Our story revolves around five young men who meet whilst working at a factory which later goes bust. The central pair, Kikuo and Asao have been friends since childhood. Both of their fathers were killed in mining accidents and the boys are part of the “golden egg” movement bringing in workers from the rural towns to increase prosperity in the capital. The other three are a fisherman’s son, Kiyoshi, a boxing enthusiast Ryuji and fifth wheel Ichiro. After a short spell in gaol, the guys hatch on the idea of clubbing together to buy a dumper truck and start a business of their own. However, by the time they’ve actually got the truck one of them’s in prison, one pulls out because of a shotgun marriage and the other is killed in a labour dispute. Asao and Kikuo get on with living the dream and are doing pretty well with the truck until their imprisoned friend decides to escape and ruins all of their lives in the process.

Almost proto-punk in tone, If You Were Young: Rage takes a long hard look at the put upon masses who rebuilt Japan but were left with little in return. These five guys left their small towns for the big city promised high wages, access to education and a path to a better life but largely what they found was cold rooms and overwork. There are frequent strike motions in the film as the construction and factory workers attempt to insist on better pay and conditions but are constantly defeated by the white collar bosses who can just bus in even more desperate young men who will agree to cross the picket line because they have no other choice. Our central five now have a dream and something to work towards, their truck isn’t just “a truck” – it’s a hundred trucks somewhere down the line and a symbol of the path to prosperity.

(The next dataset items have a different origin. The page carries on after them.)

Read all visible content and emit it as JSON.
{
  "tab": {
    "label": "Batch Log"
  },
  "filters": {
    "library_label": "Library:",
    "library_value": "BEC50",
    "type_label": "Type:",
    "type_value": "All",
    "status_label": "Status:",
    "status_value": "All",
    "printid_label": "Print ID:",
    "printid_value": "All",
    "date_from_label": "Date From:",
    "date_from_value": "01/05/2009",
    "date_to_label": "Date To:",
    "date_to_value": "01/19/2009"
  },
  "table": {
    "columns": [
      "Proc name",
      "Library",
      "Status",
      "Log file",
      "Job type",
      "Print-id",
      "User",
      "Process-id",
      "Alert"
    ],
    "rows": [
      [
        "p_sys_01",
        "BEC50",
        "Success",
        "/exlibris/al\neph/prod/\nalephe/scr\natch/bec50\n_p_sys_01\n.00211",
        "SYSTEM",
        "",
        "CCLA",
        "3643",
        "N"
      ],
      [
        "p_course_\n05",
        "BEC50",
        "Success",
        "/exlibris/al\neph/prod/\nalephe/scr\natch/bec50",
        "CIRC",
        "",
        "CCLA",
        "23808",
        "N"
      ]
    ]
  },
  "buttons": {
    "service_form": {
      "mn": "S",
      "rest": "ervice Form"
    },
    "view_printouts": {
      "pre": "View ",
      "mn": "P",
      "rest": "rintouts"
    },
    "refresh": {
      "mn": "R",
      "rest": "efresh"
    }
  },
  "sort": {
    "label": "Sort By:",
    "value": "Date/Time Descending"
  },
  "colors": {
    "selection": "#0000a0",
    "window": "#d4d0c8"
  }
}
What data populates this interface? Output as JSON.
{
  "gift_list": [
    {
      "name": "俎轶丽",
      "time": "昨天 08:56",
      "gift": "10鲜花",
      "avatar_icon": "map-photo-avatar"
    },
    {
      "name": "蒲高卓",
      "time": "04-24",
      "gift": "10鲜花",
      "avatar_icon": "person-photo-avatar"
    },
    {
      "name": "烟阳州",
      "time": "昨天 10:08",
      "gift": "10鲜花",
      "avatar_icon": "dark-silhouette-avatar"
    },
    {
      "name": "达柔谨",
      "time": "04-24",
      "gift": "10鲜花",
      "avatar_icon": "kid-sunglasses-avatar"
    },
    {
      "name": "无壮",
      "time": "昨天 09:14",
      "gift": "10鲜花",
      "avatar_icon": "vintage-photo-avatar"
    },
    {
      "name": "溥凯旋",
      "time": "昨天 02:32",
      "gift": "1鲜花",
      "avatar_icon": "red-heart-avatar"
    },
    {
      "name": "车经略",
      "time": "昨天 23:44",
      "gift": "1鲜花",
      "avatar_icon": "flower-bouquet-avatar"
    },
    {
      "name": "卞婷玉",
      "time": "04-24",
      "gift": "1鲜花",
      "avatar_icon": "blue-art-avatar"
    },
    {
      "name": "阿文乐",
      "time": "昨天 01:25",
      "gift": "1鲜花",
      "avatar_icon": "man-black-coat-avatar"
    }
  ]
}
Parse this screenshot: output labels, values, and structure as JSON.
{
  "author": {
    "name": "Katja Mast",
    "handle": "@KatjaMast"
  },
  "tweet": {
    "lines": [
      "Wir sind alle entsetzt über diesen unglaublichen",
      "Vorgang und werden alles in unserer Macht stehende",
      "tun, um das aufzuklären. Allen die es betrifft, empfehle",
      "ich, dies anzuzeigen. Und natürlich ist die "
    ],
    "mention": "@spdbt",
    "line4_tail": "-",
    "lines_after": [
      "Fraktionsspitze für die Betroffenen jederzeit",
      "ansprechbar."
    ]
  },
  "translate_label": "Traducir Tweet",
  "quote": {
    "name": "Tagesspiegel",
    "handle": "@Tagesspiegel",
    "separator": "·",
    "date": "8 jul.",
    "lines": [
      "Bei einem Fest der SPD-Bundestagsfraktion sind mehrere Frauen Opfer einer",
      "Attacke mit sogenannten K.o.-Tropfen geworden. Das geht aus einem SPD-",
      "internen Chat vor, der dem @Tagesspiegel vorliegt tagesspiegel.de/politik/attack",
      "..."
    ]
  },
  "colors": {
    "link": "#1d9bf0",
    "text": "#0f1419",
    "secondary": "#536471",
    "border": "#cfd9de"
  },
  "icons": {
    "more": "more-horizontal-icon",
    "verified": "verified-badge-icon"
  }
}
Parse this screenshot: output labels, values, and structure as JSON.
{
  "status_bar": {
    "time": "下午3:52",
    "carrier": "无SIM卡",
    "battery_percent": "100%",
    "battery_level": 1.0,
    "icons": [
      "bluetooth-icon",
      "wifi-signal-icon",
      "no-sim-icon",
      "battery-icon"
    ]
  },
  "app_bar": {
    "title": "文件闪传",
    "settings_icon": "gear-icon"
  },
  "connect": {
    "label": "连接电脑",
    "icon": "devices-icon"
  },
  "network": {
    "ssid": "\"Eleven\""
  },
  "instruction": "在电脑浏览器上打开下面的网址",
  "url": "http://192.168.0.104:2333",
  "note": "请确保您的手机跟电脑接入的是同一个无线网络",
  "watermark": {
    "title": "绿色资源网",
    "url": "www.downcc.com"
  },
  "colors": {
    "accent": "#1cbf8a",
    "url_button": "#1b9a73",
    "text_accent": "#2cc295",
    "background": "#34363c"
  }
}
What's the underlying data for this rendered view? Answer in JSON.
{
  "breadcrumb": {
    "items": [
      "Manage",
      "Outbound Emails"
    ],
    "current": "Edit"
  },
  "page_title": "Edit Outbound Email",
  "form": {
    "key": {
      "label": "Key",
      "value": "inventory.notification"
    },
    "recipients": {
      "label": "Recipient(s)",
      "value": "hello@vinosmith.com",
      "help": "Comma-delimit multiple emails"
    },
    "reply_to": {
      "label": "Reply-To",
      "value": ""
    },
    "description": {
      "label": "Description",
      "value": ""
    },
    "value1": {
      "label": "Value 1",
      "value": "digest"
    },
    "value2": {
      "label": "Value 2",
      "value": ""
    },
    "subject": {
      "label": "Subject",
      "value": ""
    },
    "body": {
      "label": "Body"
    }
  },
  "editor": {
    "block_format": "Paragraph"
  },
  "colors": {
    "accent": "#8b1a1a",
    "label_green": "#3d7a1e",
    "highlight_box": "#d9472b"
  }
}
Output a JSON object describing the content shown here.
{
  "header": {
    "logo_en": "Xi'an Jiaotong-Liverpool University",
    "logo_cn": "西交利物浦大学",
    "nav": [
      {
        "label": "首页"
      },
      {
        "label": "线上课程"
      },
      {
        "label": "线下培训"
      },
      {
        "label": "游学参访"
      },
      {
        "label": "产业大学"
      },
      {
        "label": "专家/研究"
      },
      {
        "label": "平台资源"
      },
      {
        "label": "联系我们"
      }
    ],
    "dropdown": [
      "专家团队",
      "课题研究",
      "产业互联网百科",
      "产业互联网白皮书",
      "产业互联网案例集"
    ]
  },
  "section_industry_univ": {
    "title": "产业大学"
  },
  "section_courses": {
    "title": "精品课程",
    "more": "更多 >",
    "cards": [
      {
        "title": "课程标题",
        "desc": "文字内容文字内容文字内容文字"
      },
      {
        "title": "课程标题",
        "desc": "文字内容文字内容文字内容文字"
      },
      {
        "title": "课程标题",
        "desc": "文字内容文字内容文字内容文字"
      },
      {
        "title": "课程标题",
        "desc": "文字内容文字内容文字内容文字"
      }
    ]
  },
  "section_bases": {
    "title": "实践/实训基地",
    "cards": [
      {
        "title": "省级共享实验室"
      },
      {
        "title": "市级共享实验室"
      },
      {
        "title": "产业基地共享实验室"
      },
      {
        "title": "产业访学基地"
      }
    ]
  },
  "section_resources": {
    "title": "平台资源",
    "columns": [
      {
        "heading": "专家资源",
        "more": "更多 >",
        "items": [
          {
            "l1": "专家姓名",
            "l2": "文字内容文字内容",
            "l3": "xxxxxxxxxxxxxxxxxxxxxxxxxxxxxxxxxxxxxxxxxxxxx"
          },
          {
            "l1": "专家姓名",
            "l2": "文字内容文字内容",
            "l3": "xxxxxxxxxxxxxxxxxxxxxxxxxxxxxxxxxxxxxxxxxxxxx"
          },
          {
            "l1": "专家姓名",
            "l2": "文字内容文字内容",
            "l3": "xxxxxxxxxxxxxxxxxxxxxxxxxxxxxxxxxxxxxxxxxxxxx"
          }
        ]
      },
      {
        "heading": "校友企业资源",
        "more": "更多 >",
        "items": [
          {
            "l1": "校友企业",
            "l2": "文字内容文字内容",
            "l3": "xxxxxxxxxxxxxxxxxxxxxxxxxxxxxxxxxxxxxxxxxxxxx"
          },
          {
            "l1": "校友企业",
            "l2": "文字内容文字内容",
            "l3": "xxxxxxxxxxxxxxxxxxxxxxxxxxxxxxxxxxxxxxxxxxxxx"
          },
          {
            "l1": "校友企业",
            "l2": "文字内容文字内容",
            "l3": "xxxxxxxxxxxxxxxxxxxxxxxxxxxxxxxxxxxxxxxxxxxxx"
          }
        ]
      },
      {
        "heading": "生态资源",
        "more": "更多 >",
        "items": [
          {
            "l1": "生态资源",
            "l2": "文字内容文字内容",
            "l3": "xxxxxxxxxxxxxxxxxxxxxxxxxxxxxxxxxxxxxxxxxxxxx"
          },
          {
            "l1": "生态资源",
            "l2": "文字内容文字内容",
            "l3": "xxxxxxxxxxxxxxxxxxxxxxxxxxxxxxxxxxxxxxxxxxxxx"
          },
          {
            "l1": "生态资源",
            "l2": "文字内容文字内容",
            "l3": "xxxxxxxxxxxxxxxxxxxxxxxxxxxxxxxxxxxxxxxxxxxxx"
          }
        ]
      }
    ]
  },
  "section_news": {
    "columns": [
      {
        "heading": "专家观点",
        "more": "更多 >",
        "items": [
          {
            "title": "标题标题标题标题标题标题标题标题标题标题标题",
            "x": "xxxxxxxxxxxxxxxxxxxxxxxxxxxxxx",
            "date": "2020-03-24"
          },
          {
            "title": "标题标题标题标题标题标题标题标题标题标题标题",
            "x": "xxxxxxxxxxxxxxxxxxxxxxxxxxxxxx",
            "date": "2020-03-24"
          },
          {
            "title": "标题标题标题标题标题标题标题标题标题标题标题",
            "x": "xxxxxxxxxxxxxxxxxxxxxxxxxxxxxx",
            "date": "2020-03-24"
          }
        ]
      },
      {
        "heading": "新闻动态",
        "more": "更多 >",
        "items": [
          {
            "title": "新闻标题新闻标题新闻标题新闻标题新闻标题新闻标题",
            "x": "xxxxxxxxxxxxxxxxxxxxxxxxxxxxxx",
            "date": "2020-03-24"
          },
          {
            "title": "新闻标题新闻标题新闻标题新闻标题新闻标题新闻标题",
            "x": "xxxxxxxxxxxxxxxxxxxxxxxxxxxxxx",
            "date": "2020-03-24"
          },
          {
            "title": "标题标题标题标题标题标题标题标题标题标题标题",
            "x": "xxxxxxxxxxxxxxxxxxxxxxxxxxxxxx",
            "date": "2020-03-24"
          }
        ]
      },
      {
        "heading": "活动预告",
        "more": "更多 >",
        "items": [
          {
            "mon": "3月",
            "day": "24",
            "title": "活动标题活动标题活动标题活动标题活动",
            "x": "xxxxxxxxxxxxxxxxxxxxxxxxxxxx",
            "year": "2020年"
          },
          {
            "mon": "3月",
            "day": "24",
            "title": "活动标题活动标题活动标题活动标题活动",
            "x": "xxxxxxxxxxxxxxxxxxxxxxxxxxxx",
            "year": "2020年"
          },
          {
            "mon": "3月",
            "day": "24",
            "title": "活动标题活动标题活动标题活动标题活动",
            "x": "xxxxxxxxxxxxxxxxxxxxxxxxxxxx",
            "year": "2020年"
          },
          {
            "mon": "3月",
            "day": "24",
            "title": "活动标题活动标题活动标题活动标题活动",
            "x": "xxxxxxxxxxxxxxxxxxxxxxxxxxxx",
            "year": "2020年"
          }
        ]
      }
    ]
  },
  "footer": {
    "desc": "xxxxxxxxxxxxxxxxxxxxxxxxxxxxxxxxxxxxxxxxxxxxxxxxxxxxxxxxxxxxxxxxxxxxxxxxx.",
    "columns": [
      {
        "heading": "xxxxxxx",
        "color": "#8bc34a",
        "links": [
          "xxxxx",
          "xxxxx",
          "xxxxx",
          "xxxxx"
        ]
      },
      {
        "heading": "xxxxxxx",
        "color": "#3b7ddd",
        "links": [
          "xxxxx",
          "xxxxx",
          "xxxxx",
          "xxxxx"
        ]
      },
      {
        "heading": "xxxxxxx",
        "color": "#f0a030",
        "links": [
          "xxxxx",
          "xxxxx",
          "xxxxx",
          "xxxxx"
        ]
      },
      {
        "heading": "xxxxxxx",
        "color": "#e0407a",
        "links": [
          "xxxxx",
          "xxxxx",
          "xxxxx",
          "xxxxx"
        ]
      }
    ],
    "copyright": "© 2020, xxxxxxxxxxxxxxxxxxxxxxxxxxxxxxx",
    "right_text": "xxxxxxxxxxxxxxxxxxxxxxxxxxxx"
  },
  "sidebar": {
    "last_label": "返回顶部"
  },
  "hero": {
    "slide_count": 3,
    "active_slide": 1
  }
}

However, at the end of the film all of their dreams have been shattered. Some of this is not their fault, merely the vicissitudes of fate and changing times, some of it is down to poor choices but largely the odds were always stacked against them because the world is unfair. Kiyoshi lies all the time because he’s scared of pretty much everything, possibly because of an abusive (though perhaps not uncommon) upbringing. His selfishness and, ultimately, cowardice is about to mess things up for everyone else and there are somethings you just can’t come back from. Like many of Fukasaku’s heroes, what Asao dreams of is the friendship he found when the five guys were all together and working as a team. He wants to go back to that time of perpetual hope and friendship rather than live in this lonely prosperity.

Fukasaku veers between quirky new wave style optimism and the extreme pessimism of his general world view. The film is bright and colourful for the majority of its running time with memory and fantasy often relegated to black and white. He uses his usual freeze frames, often in times of violence, hand held cameras and dynamic framing to achieve his youthful, freewheeling atmosphere but as usual there’s a kind of desperation lurking in the background. As might be expected, the ending is all flames and ashes – youth lies ruined, dreams shattered, and the possibility of moving on seems woefully far off. Another characteristically caustic look at modern youth from Fukasaku, this more indie effort is one of his most searing and bears out his rather bleak prognosis for the future of his nation.


If You Were Young: Rage is available with English subtitles on R1 US DVD from Homevision and was previously released as part of the Fukasaku Trilogy (alongside Blackmail is My Life and Black Rose Mansion) by Tartan in the UK.